Published by Mr E Entertainment
What a brilliant who has done it!
This will keep you guessing until the very end, every time you think you have worked it out it all falls apart. Love the characters, who are all crime writers and very intelligent but it still almost escapes them. The story of a dinner party and someone getting poisoned is a very old scenario but, this opens up to be a much better story with more deaths. With only a small amount of suspects, you would think you could work it out! I liked this as every page kept you turning for the next bit. This will be in my top ten for this year.
GS Revel Burroughs is an English Crime writer born circa 1971 and with the scars to prove it. He grew up in a field in South Warwickshire (okay, there were a few council houses there, which kept him dry) and was educated in a shed in the 70s. In the 80s he was given Warwickshire’s finest education in what was, in the middle of that fine decade, declared the worst Secondary School in the country, and was earmarked for closure. All the luxury, wealth and fame that was promised in the 80s evaporated as he left school, and life promptly decided it wanted nothing more to do with him. Finding this a mutually advantageous position, Gary retired from life and succumbed to his Dark Ages.
In the latter part of that decade, he found Hercule Poirot, as that fine actor David Suchet adopted those famous moustaches, and waddled across his television screen. So began a lifelong appreciation of Agatha Christie and the Golden Age of Crime Writing. These small pleasures heralded the beginning of the end of his Dark Ages and by the turn of the 20th Century Gary had endeavoured to return to life.

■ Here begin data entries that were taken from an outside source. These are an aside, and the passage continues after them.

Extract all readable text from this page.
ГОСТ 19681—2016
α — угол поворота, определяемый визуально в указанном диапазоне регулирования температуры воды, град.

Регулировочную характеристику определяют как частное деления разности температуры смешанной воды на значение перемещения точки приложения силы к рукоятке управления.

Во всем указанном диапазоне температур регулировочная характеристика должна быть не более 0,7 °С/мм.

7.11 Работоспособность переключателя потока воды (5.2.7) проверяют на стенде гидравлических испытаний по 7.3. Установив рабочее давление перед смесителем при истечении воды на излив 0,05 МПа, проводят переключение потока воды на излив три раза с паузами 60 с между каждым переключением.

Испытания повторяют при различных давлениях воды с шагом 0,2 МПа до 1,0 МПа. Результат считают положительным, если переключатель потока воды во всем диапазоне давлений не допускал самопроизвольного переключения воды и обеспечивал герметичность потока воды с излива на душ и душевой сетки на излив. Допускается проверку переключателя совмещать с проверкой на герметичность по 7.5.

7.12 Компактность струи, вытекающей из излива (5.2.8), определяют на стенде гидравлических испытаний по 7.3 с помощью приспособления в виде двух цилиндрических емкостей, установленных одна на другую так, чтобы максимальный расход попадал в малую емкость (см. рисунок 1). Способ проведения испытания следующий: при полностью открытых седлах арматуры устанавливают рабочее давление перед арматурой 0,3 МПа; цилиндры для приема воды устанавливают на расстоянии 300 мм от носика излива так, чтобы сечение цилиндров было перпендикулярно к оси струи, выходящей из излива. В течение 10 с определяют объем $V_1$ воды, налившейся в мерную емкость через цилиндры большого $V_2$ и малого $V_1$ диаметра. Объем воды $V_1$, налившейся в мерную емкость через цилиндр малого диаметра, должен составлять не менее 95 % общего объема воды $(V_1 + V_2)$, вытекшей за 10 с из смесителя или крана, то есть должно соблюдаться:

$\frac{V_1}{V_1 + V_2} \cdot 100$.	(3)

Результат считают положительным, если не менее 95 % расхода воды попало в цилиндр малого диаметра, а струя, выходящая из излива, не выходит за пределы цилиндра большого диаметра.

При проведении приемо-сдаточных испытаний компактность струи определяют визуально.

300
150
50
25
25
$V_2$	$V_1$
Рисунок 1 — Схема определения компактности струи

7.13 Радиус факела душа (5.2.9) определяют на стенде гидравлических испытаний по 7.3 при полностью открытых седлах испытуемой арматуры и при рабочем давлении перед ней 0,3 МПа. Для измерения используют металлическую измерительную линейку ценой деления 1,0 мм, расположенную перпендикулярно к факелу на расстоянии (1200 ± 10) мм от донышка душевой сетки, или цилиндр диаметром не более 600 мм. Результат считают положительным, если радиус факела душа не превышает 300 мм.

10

Having thus adopted writer’s block for 30 years, Gary finally wrote his first book, Scholes of the Yard, following the untimely passing of his mother. This was followed by his first piece of crime fiction, While You Were Out and then HMP BlackRock. These books can be found under his other name Gary Burroughs or GS Burroughs. The name Revel Burroughs was last used by his Grandfather who died in the 1930s. Gary has adopted this now because it is, historically, his surname, and because it separates his crime thrillers from his true love, mystery fiction. It also looks good on the cover of his book!
Gary’s goal is not to write popular fiction per se but to go back to the Golden Age of crime writing when writers pushed the boundaries and challenged the conventions.
His next book, which he is busy not planning, will be called Non-Compos Mentis, a book about sanity that will challenge your concept of reality, and hopefully blow you away… At its heart, a sneakily clever mystery that he guarantees you won’t see coming.
I am looking forward to the next book, Non-Compos Mentis!